Sep 12 2007 by Iain Laing, The Journal
ACCOUNTANCY Deloitte has reported a 17% rise in profits available for distribution to partners and retired partners of £572m for the year.
The firm, which has a Newcastle office, saw profit before tax grow by 22.3% to £564m with very satisfactory performances across the four divisions but with profit growth in Audit growing more slowly, reflecting lower revenue growth in the core audit practice.
And revenues grew by 15.6% on the previous year to £1,802m at the business which now provides significant services to 95% of FTSE100 companies and have worked for over 80% of Central Government Departments, devolved administrations in Scotland and Northern Ireland and over 50 of the larger local authorities and regional bodies.
The Newcastle office performed well with strong results across all service lines, with the Tax and Audit divisions again experiencing the strongest growth, increasing revenues in excess of 24%.
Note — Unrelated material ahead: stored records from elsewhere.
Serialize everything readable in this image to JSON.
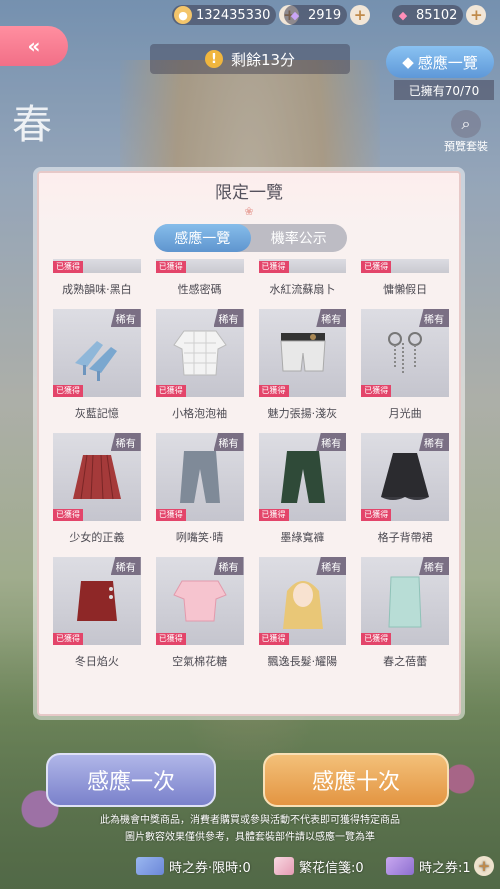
{
  "currencies": [
    {
      "icon": "cat-coin-icon",
      "value": "132435330"
    },
    {
      "icon": "diamond-icon",
      "value": "2919"
    },
    {
      "icon": "pink-diamond-icon",
      "value": "85102"
    }
  ],
  "timer": {
    "text": "剩餘13分"
  },
  "induct_button": {
    "label": "感應一覽"
  },
  "owned": {
    "text": "已擁有70/70"
  },
  "preview": {
    "label": "預覽套裝"
  },
  "banner_title": "春",
  "modal": {
    "title": "限定一覽",
    "tabs": [
      {
        "label": "感應一覽"
      },
      {
        "label": "機率公示"
      }
    ],
    "tag_obtained": "已獲得",
    "tag_rare": "稀有",
    "top_names": [
      "成熟韻味·黑白",
      "性感密碼",
      "水紅流蘇扇卜",
      "慵懶假日"
    ],
    "rows": [
      {
        "names": [
          "灰藍記憶",
          "小格泡泡袖",
          "魅力張揚·淺灰",
          "月光曲"
        ],
        "items": [
          {
            "icon": "high-heels-icon"
          },
          {
            "icon": "plaid-blouse-icon"
          },
          {
            "icon": "shorts-icon"
          },
          {
            "icon": "chain-accessory-icon"
          }
        ]
      },
      {
        "names": [
          "少女的正義",
          "咧嘴笑·晴",
          "墨綠寬褲",
          "格子背帶裙"
        ],
        "items": [
          {
            "icon": "pleated-skirt-icon"
          },
          {
            "icon": "jeans-icon"
          },
          {
            "icon": "green-pants-icon"
          },
          {
            "icon": "black-skirt-icon"
          }
        ]
      },
      {
        "names": [
          "冬日焰火",
          "空氣棉花糖",
          "飄逸長髮·耀陽",
          "春之蓓蕾"
        ],
        "items": [
          {
            "icon": "red-skirt-icon"
          },
          {
            "icon": "pink-top-icon"
          },
          {
            "icon": "long-hair-icon"
          },
          {
            "icon": "mint-skirt-icon"
          }
        ]
      }
    ]
  },
  "buttons": {
    "once": "感應一次",
    "ten": "感應十次"
  },
  "disclaimer": {
    "line1": "此為機會中獎商品，消費者購買或參與活動不代表即可獲得特定商品",
    "line2": "圖片數容效果僅供參考，具體套裝部件請以感應一覽為準"
  },
  "tickets": [
    {
      "label": "時之券·限時:0"
    },
    {
      "label": "繁花信箋:0"
    },
    {
      "label": "時之券:1"
    }
  ]
}
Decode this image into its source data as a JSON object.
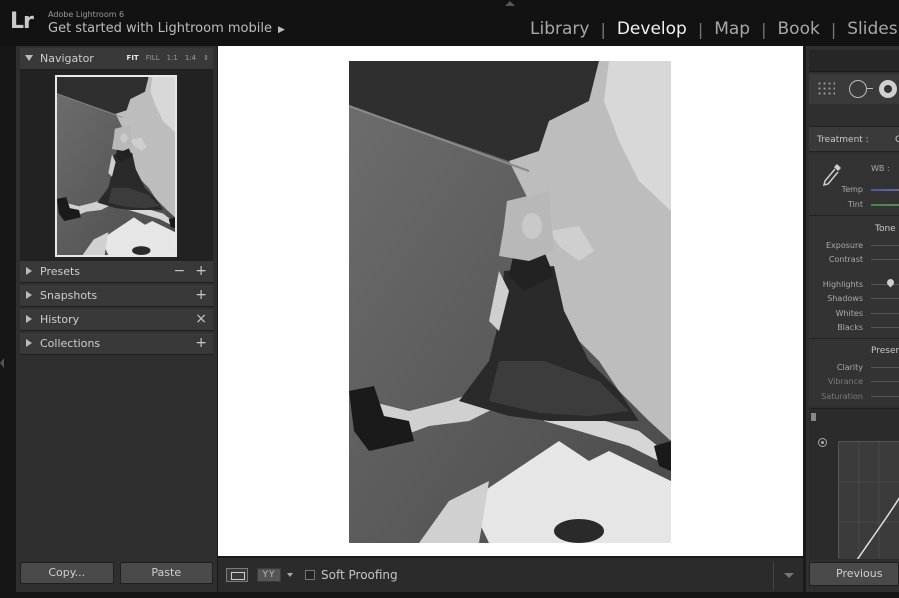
{
  "app": {
    "logo": "Lr",
    "name": "Adobe Lightroom 6",
    "subtitle": "Get started with Lightroom mobile",
    "subtitle_arrow": "▶"
  },
  "modules": [
    {
      "label": "Library",
      "active": false
    },
    {
      "label": "Develop",
      "active": true
    },
    {
      "label": "Map",
      "active": false
    },
    {
      "label": "Book",
      "active": false
    },
    {
      "label": "Slideshow",
      "active": false
    }
  ],
  "module_separator": "|",
  "navigator": {
    "label": "Navigator",
    "zoom": [
      "FIT",
      "FILL",
      "1:1",
      "1:4"
    ],
    "zoom_more": "⇕"
  },
  "left_panels": {
    "presets": {
      "label": "Presets",
      "minus": "−",
      "plus": "+"
    },
    "snapshots": {
      "label": "Snapshots",
      "plus": "+"
    },
    "history": {
      "label": "History",
      "clear": "×"
    },
    "collections": {
      "label": "Collections",
      "plus": "+"
    }
  },
  "buttons": {
    "copy": "Copy...",
    "paste": "Paste",
    "previous": "Previous"
  },
  "toolbar": {
    "yy": "YY",
    "soft_proofing": "Soft Proofing"
  },
  "develop": {
    "treatment_label": "Treatment :",
    "treatment_value": "C",
    "wb_label": "WB :",
    "temp_label": "Temp",
    "tint_label": "Tint",
    "tone_title": "Tone",
    "exposure_label": "Exposure",
    "contrast_label": "Contrast",
    "highlights_label": "Highlights",
    "shadows_label": "Shadows",
    "whites_label": "Whites",
    "blacks_label": "Blacks",
    "presence_title": "Presen",
    "clarity_label": "Clarity",
    "vibrance_label": "Vibrance",
    "saturation_label": "Saturation"
  },
  "colors": {
    "topbar": "#121212",
    "panel": "#2f2f2f",
    "canvas": "#ffffff",
    "active_module": "#f2f2f2",
    "inactive_module": "#a8a8a8"
  },
  "icons": {
    "panel_expanded": "triangle-down-icon",
    "panel_collapsed": "triangle-right-icon",
    "white_balance": "eyedropper-icon",
    "curve_target": "target-adjust-icon"
  }
}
Paul Williamson, senior partner at Deloitte in Newcastle, said: “The office has had yet another excellent year, reflecting our investment in staff and our commitment to enhancing our service provision in addition to the growth experienced by our clients. Audit and Tax have done particularly well, with client wins, new projects and merger and acquisition work all contributing to the increase in work carried out.
“This really does show that the team’s continued hard work is really paying off.”
John Connolly, Deloitte’s Senior Partner and Chief Executive and Chairman of the Deloitte Global Organisation, said: “Our performance reflects strong markets creating growing opportunities to serve our clients, our strength in gaining new clients, the importance of London as both the primary global financial and professional services centre, and particularly, in the level of mergers and acquisition activity.
“In presenting information on our business divisions, we have recognised the particular wider stakeholder interest in our audit activity. We have expanded our presence across all client segments.”